COMMENTS ON SUSTAINABLE POPULATION STRATEGY
POPULATION STRATEGY – A MISSED OPPORTUNITY
The Government’s population strategy represents a missed opportunity to put Australia’s population on a sustainable basis and curb our rapid population growth.
The failure to set targets means we are still on our way to Big Australia, with net overseas migration tracking at 180,000 per annum, the number Treasury says will see Australia’s population rise to 36 million by 2050.
I remain concerned that the present rate of population growth – a 60% increase in our population over the next 40 years – will put upward pressure on the cost of housing, electricity, water, food, council rates, and upward pressure on interest rates.
The impact of a 60% increase in Australia’s population on our native wildlife will be catastrophic. Then there is the issue of carbon emissions. The government has promised to cut carbon emissions by 60% over the next 40 years. How are we supposed to cut emissions by 60% if our population is rising by 60% at the same time? It’s pretty hard to reduce your carbon footprint when your keep adding more feet.
I am pleased that the strategy acknowledges the challenges faced by our major cities, such as declining housing affordability and increasing traffic congestion.

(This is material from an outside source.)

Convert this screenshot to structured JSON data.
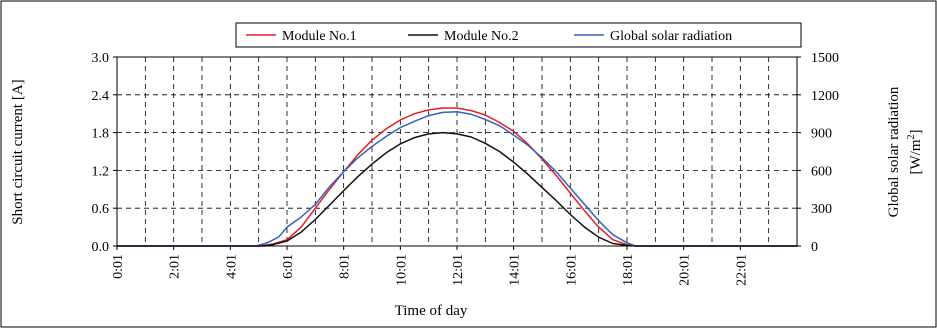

I hope that all levels of government – federal, state and local – and all political parties – Labor, Liberal and Greens – will acknowledge the reality of life for people living in the big cities, and abandon plans to grow these cities still bigger. If all levels of government now work together to stabilise the populations of Melbourne, Sydney and Brisbane, this strategy will have achieved something worthwhile.
But I continue to be convinced that another 13 million people will not give us a richer country, it will spread our mineral wealth more thinly and give us a poorer one.
Our aim to lift the participation rate and find work for people who are presently on Job Search Allowance or Disability Support Payments would be much more easily realised if we reduced skilled migration to the level of the mid 90s to give us a net overseas migration level of 70,000.